CVE-2025-22011 in Linux
Summary
by MITRE • 04/08/2025
In the Linux kernel, the following vulnerability has been resolved:
ARM: dts: bcm2711: Fix xHCI power-domain
During s2idle tests on the Raspberry CM4 the VPU firmware always crashes on xHCI power-domain resume:
root@raspberrypi:/sys/power# echo freeze > state [ 70.724347] xhci_suspend finished
[ 70.727730] xhci_plat_suspend finished
[ 70.755624] bcm2835-power bcm2835-power: Power grafx off
[ 70.761127] USB: Set power to 0
[ 74.653040] USB: Failed to set power to 1 (-110)
This seems to be caused because of the mixed usage of raspberrypi-power and bcm2835-power at the same time. So avoid the usage of the VPU firmware power-domain driver, which prevents the VPU crash.
If you want to get best quality of vulnerability data, you may have to visit VulDB.
Analysis
by VulDB Data Team • 07/19/2025
This vulnerability affects the Linux kernel's handling of power management for USB controllers on ARM-based Raspberry Pi Compute Module 4 systems. The issue manifests during s2idle suspend/resume operations when the xHCI USB controller attempts to restore power to the USB subsystem. The root cause stems from conflicting power domain management between two competing drivers: the raspberrypi-power driver and the bcm2835-power driver. When the system enters suspend state and later resumes, the xHCI controller's power-domain resume operation fails, resulting in a -110 error code which corresponds to ETIMEDOUT in the Linux kernel's error handling. This specific error indicates that the power management subsystem cannot properly establish communication with the power domain controller within the expected timeout period, leading to a complete failure in USB power restoration.
The technical flaw occurs at the Device Tree Specification (DTS) level where the power domain configuration for the bcm2711 SoC incorrectly references multiple power management drivers simultaneously. This creates a race condition and resource contention scenario where both drivers attempt to control the same power domain resources, specifically the VPU (VideoCore Processing Unit) power domain that manages USB controller power states. The vulnerability is classified as a power management configuration error that violates proper device tree driver initialization sequences, making it susceptible to CWE-691: Insufficient Control Flow Management and CWE-399: Resource Management Errors. The issue specifically impacts ARM-based systems using the bcm2711 SoC architecture, where the Raspberry Pi Compute Module 4 utilizes the bcm2835-power driver for hardware control while the VPU firmware attempts to manage power states through its own power-domain interface.

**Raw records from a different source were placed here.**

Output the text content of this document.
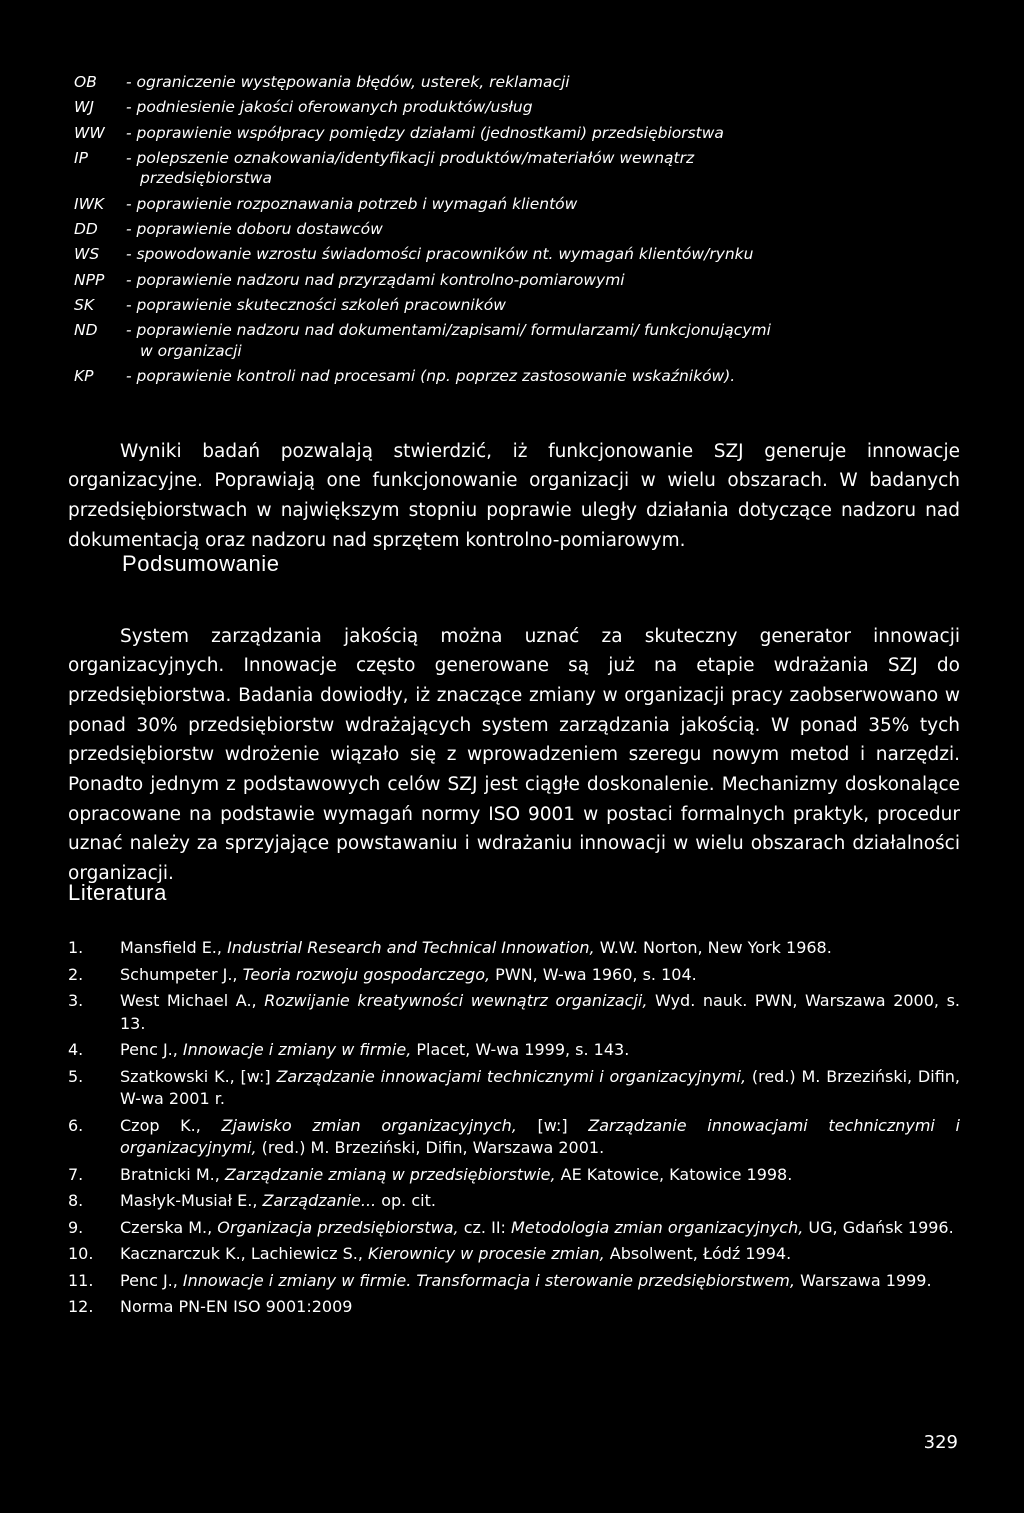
OB	- ograniczenie występowania błędów, usterek, reklamacji
WJ	- podniesienie jakości oferowanych produktów/usług
WW	- poprawienie współpracy pomiędzy działami (jednostkami) przedsiębiorstwa
IP	- polepszenie oznakowania/identyfikacji produktów/materiałów wewnątrz
przedsiębiorstwa
IWK	- poprawienie rozpoznawania potrzeb i wymagań klientów
DD	- poprawienie doboru dostawców
WS	- spowodowanie wzrostu świadomości pracowników nt. wymagań klientów/rynku
NPP	- poprawienie nadzoru nad przyrządami kontrolno-pomiarowymi
SK	- poprawienie skuteczności szkoleń pracowników
ND	- poprawienie nadzoru nad dokumentami/zapisami/ formularzami/ funkcjonującymi
w organizacji
KP	- poprawienie kontroli nad procesami (np. poprzez zastosowanie wskaźników).

Wyniki badań pozwalają stwierdzić, iż funkcjonowanie SZJ generuje innowacje organizacyjne. Poprawiają one funkcjonowanie organizacji w wielu obszarach. W badanych przedsiębiorstwach w największym stopniu poprawie uległy działania dotyczące nadzoru nad dokumentacją oraz nadzoru nad sprzętem kontrolno-pomiarowym.

Podsumowanie

System zarządzania jakością można uznać za skuteczny generator innowacji organizacyjnych. Innowacje często generowane są już na etapie wdrażania SZJ do przedsiębiorstwa. Badania dowiodły, iż znaczące zmiany w organizacji pracy zaobserwowano w ponad 30% przedsiębiorstw wdrażających system zarządzania jakością. W ponad 35% tych przedsiębiorstw wdrożenie wiązało się z wprowadzeniem szeregu nowym metod i narzędzi. Ponadto jednym z podstawowych celów SZJ jest ciągłe doskonalenie. Mechanizmy doskonalące opracowane na podstawie wymagań normy ISO 9001 w postaci formalnych praktyk, procedur uznać należy za sprzyjające powstawaniu i wdrażaniu innowacji w wielu obszarach działalności organizacji.

Literatura
1.	Mansfield E., Industrial Research and Technical Innowation, W.W. Norton, New York 1968.
2.	Schumpeter J., Teoria rozwoju gospodarczego, PWN, W-wa 1960, s. 104.
3.	West Michael A., Rozwijanie kreatywności wewnątrz organizacji, Wyd. nauk. PWN, Warszawa 2000, s. 13.
4.	Penc J., Innowacje i zmiany w firmie, Placet, W-wa 1999, s. 143.
5.	Szatkowski K., [w:] Zarządzanie innowacjami technicznymi i organizacyjnymi, (red.) M. Brzeziński, Difin, W-wa 2001 r.
6.	Czop K., Zjawisko zmian organizacyjnych, [w:] Zarządzanie innowacjami technicznymi i organizacyjnymi, (red.) M. Brzeziński, Difin, Warszawa 2001.
7.	Bratnicki M., Zarządzanie zmianą w przedsiębiorstwie, AE Katowice, Katowice 1998.
8.	Masłyk-Musiał E., Zarządzanie... op. cit.
9.	Czerska M., Organizacja przedsiębiorstwa, cz. II: Metodologia zmian organizacyjnych, UG, Gdańsk 1996.
10.	Kacznarczuk K., Lachiewicz S., Kierownicy w procesie zmian, Absolwent, Łódź 1994.
11.	Penc J., Innowacje i zmiany w firmie. Transformacja i sterowanie przedsiębiorstwem, Warszawa 1999.
12.	Norma PN-EN ISO 9001:2009
329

The operational impact of this vulnerability is significant for embedded systems and single-board computers running Linux kernel versions containing this flaw. During system resume operations from s2idle states, users experience complete USB functionality failures, rendering all USB devices non-responsive until a system reboot occurs. This affects critical system operations including network connectivity, storage device access, peripheral input/output operations, and any USB-dependent services. The vulnerability also introduces potential system instability, as the failed power management operation may cause kernel oops or panic conditions in extreme cases. From an attacker perspective, this represents a denial-of-service vector that could be exploited to disrupt system operations, particularly in embedded IoT devices or industrial control systems where USB peripherals are essential for operation. The issue aligns with ATT&CK technique T1490: Inhibit System Recovery, as it prevents proper system state restoration and can lead to complete system unresponsiveness.
The mitigation strategy involves modifying the Device Tree Source files to eliminate the conflicting power domain references and ensure that only one power management driver controls the USB power domain resources. Specifically, the solution requires removing the VPU firmware power-domain driver references from the xHCI power domain configuration, allowing the bcm2835-power driver to manage all power state transitions exclusively. System administrators should update their kernel configurations to use the patched Device Tree files and ensure that all Raspberry Pi systems running affected kernel versions receive the necessary firmware updates. Additionally, implementing proper power domain initialization sequences and avoiding mixed driver usage patterns in device tree configurations will prevent similar issues in other ARM-based systems. Organizations should conduct thorough testing of suspend/resume operations after applying the fix to verify that USB functionality returns to normal operation and that no additional power management conflicts arise from the configuration changes.